Dempsey
- Dempsey with her owner
- Species: Canis familiaris
- Breed: American Pit Bull Terrier
- Sex: Female
- Born: c. 1986
- Died: 2003 (aged 16–17)
- Owner: Dianne Fanneran

= Dempsey (dog) =

British dog, challenged British Dangerous Dogs Act 1991

Dempsey (c. 1986 – 2003) was a female American Pit Bull Terrier who was the subject of a high-profile challenge to the British Dangerous Dogs Act 1991. She was owned by Dianne Fanneran and lived in London.

While being walked one evening in April 1992, muzzled and kept on a lead in accordance with the law, she began acting sick and her muzzle was removed, allegedly to allow her to vomit.

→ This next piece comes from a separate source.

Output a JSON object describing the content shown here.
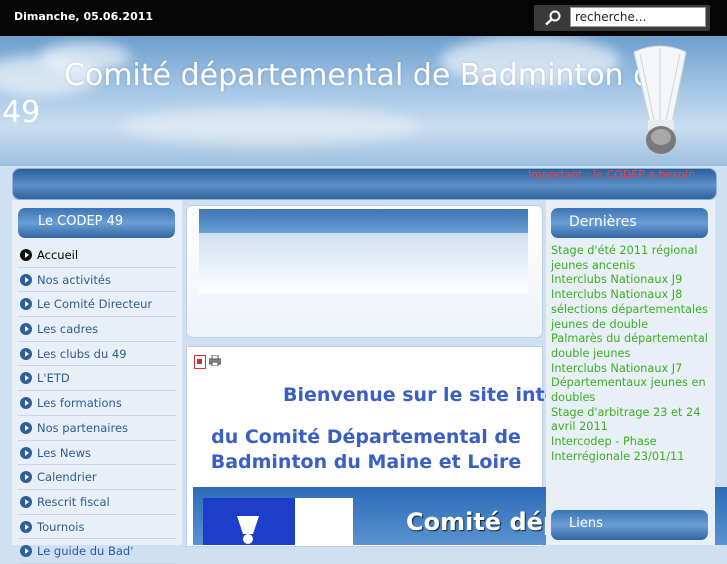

Two passing police officers noted the unmuzzled dog and charged the caretaker under the Dangerous Dogs Act. Three months later, at Ealing Magistrates' Court, Dempsey was ordered to be euthanised for failing to be muzzled in a public place.

Appeals took three years before the Crown Court, the High Court and the House of Lords, during which time the media covered the story, not least Auberon Waugh in his Way of the World column in The Daily Telegraph.

The case was dismissed in November 1995 on a legal technicality, as it emerged that Dempsey's owner, not involved in the original incident, was unaware that the court hearing was taking place. This legal loophole meant the case was thrown out.

Dempsey was reprieved and died at the age of 17 in 2003.